Auch der Prinz schien nicht gerade angetan von dem Schauspiel an guter Miene zu sein, das sich ihnen gerade bot. Galant wandte er sich Clair zu, hielt ihr seine Hand entgegen. „Dürfte ich um einen Tanz bitten?"

Wieder begegnete sie seinen unglaublich schönen Augen. Seine blonden Locken fielen ihm weich in die Stirn. Er musste ein Engel sein. Clair hatte keinen Zweifel an dieser Vermutung. Sie hatte zwar noch nie viel für Gott und dessen geistliche Anhänger übrig gehabt, doch vielleicht war Theon der Beweis dafür, dass das himmlische Reich tatsächlich existierte.

Sie zögerte keinen Augenblick und nahm seine Offerte an. Ihre Hand legte sich in seine und sie begleitete ihn hinab zur Tanzfläche.

Ob es nur ein Versuch seinerseits war ihrer beider Eltern und dem miesen Schauspiel zu entkommen?
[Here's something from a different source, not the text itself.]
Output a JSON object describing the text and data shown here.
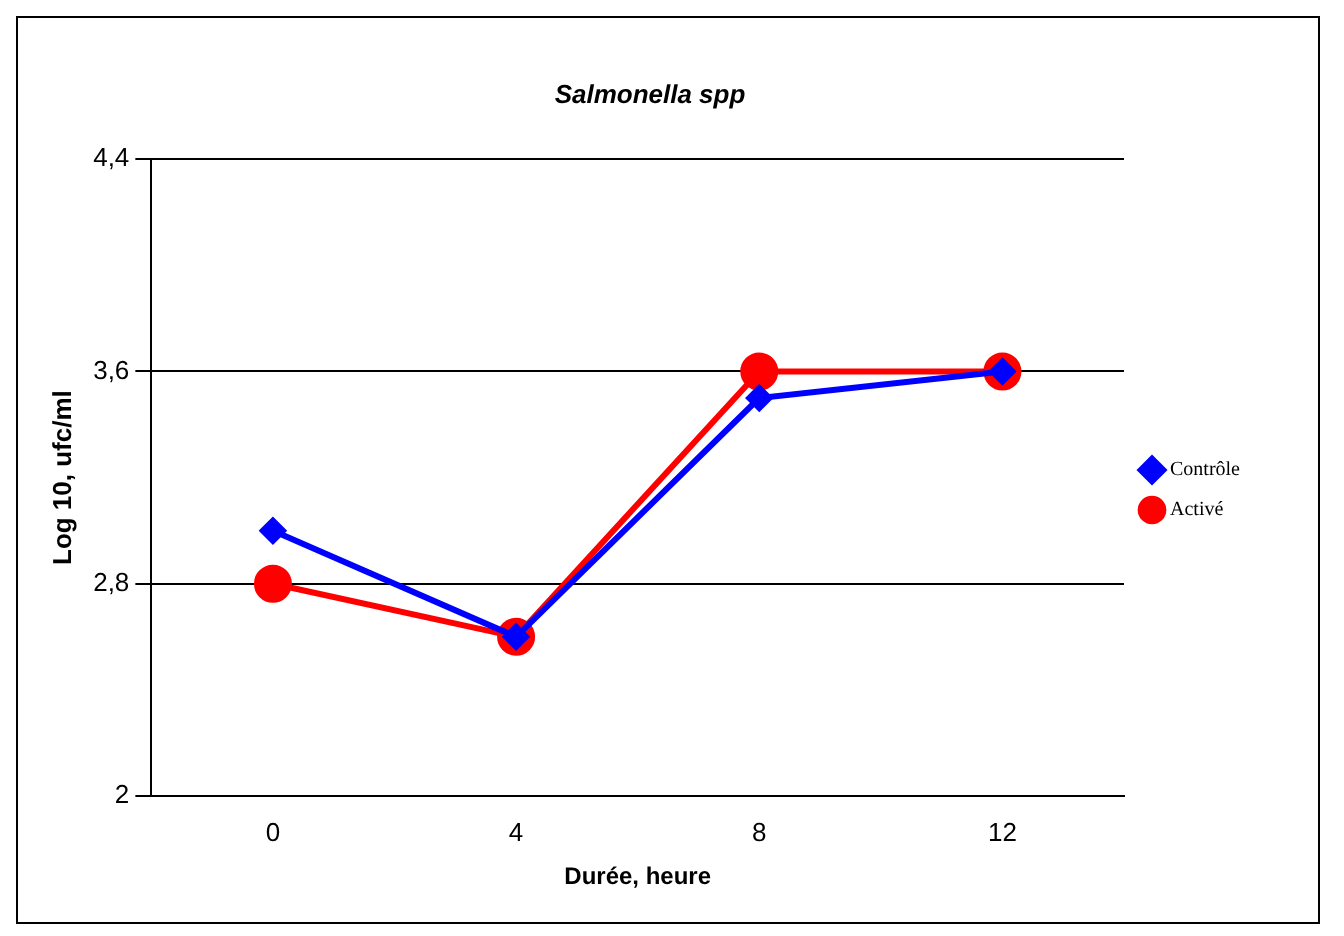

Oder hegte er doch wahres Interesse daran, Zeit mit ihr zu verbringen und ihr seine Aufmerksamkeit zu schenken?

Clair war es in diesem Moment gleich, was seine Beweggründe waren. Es kam ihr alles absolut surreal vor. Es fühlte sich für sie an, als wäre sie der Hauptcharakter in einem ihrer Bücher.

Kurz warteten sie ab, bis die Musikanten das nächste Stück anspielten. Theon verbeugte sich tief vor ihr und sie knickste, ehe sie ihre rechte Hand an seine Schulter legte und ihre freien Finger sich in seinen verkeilten.

Wieder stieg die Hitze in ihr auf, als er seine Hand an ihrer Hüfte platzierte. Was war nur los mit ihr? Weshalb spielten ihre Gefühle so dermaßen verrückt? Sie kannte ihn doch gar nicht! Vielleicht trog der äußere Schein ja auch nur und er war gar nicht der perfekte Mann, der sich gerade in ihren Gedanken formte.

Mit eleganten Bewegungen führte er sie über die Tanzfläche, hielt sie dabei fest und machte deutlich, dass er die Oberhand behalten würde. Doch das störte Clair nicht. Im Gegenteil. Er beherrschte jeden Schritt, war ganz offensichtlich gut in dem was er tat und dies imponierte ihr.